1. Scope of Services:
1.1.   Ascension Development & Consulting Company Limited agrees to provide engineering and consultation services as outlined in the signed agreement or proposal.

2. Client Obligations:
2.1. The Client agrees to provide accurate and complete information required for the successful execution of the project.
2.2. The Client will cooperate with the Company and promptly respond to inquiries, approvals, and feedback during the project's duration.

3. Fees and Payment:
3.1. The Client agrees to pay the fees specified in the signed agreement or proposal.
3.2. Payment terms and schedules will be outlined in the agreement. Late payments may incur interest charges.
3.3. Additional costs incurred due to changes in project scope or unexpected expenses will be communicated and approved by the Client before implementation.

4. Intellectual Property:
4.1. Any intellectual property, including documents, designs, and reports, created during the project will be owned by the Client upon full payment of fees.
4.2. The Company retains the right to use non-confidential project materials for promotional purposes.

5. Confidentiality:
5.1. Both parties agree to keep all confidential information shared during the project confidential and not to disclose it to third parties.

6. Project Timeline:
6.1. The Company will make reasonable efforts to adhere to the project timeline specified in the agreement.
6.2. Delays caused by unforeseen circumstances may lead to adjustments in the timeline. The Client will be notified promptly.

7. Termination:
7.1. Either party may terminate the project with written notice in case of material breach by the other party.
7.2. Termination will be subject to payment for services rendered up to the termination date and any additional fees.

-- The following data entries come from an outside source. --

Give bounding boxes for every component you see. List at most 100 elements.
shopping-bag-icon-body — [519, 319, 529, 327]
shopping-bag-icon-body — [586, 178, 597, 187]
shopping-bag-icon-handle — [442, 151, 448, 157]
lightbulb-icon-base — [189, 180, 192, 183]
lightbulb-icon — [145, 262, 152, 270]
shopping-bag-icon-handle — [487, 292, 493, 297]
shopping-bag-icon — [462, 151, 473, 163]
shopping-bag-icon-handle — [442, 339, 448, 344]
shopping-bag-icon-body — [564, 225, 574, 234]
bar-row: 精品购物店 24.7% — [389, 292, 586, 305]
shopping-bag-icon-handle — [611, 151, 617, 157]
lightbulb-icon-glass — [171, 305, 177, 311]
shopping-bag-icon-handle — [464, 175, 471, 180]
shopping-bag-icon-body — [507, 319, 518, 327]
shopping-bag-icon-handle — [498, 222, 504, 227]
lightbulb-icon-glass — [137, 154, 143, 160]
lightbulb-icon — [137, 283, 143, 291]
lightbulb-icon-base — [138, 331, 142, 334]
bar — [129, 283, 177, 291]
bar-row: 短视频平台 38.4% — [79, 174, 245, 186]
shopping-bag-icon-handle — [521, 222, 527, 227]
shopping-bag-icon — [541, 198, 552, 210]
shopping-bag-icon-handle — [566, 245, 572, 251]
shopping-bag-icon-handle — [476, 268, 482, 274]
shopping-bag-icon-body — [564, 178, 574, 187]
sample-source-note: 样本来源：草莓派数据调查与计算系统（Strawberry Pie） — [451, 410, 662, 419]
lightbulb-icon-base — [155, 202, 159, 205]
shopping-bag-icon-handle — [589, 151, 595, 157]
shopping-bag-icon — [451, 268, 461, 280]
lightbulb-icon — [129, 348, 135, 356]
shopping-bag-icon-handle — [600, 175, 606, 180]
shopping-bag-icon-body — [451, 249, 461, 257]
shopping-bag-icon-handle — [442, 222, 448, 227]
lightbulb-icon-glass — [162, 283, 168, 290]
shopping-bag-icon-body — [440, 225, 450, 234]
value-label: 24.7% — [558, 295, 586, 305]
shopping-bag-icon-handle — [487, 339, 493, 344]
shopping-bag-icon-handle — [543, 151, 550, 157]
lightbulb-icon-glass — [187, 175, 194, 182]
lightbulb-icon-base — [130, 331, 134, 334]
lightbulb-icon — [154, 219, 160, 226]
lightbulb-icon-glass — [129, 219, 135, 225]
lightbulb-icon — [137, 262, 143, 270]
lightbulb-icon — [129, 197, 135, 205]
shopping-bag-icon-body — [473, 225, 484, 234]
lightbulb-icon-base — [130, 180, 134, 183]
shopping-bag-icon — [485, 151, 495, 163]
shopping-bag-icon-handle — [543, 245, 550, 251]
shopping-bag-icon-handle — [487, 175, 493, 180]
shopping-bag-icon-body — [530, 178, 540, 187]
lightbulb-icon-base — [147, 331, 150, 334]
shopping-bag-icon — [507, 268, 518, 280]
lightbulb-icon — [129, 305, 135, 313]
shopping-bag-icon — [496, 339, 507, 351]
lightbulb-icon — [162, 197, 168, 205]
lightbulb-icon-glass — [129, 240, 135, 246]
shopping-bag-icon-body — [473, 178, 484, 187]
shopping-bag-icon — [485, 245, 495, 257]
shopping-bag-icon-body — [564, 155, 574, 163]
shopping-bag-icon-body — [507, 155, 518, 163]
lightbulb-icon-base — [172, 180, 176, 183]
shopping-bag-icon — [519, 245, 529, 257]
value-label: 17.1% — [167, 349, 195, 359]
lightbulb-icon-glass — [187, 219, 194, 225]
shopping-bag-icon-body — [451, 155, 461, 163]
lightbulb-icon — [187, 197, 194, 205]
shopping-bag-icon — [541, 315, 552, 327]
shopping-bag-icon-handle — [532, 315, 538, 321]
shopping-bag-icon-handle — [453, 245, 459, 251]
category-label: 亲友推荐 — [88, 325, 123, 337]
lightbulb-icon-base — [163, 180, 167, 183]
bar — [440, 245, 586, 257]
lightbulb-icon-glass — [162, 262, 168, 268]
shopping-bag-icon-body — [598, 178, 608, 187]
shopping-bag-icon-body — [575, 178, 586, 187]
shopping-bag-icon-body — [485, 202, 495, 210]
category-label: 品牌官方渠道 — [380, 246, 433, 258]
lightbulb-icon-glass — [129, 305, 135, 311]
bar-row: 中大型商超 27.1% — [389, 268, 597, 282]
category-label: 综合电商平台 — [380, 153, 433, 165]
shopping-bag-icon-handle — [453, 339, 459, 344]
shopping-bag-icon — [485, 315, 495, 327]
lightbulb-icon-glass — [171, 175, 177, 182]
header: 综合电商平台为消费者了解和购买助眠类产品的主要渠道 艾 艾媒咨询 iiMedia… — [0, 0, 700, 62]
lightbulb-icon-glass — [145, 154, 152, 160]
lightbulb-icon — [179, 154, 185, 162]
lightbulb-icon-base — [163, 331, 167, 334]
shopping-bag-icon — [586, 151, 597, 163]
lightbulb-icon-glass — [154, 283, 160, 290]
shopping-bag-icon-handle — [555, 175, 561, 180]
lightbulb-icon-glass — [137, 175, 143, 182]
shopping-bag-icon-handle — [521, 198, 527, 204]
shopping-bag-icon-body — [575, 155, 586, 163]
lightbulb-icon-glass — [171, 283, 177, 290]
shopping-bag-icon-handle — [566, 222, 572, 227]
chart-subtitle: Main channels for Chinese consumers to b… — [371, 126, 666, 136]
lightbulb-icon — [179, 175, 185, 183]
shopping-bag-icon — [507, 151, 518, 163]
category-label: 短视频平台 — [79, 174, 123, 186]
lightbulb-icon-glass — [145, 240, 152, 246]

8. Limitation of Liability:
8.1. The Company's liability shall be limited to the amount of fees paid by the Client for the specific project.
8.2. The Company shall not be held liable for indirect, incidental, or consequential damages.

9. Governing Law and Jurisdiction:
9.1. These terms and conditions shall be governed by the laws of Hong Kong.
9.2. Any disputes arising from or in connection with these terms shall be subject to the exclusive jurisdiction of the courts.

10. Amendments:
10.1. These terms and conditions may only be modified in writing and signed by both parties.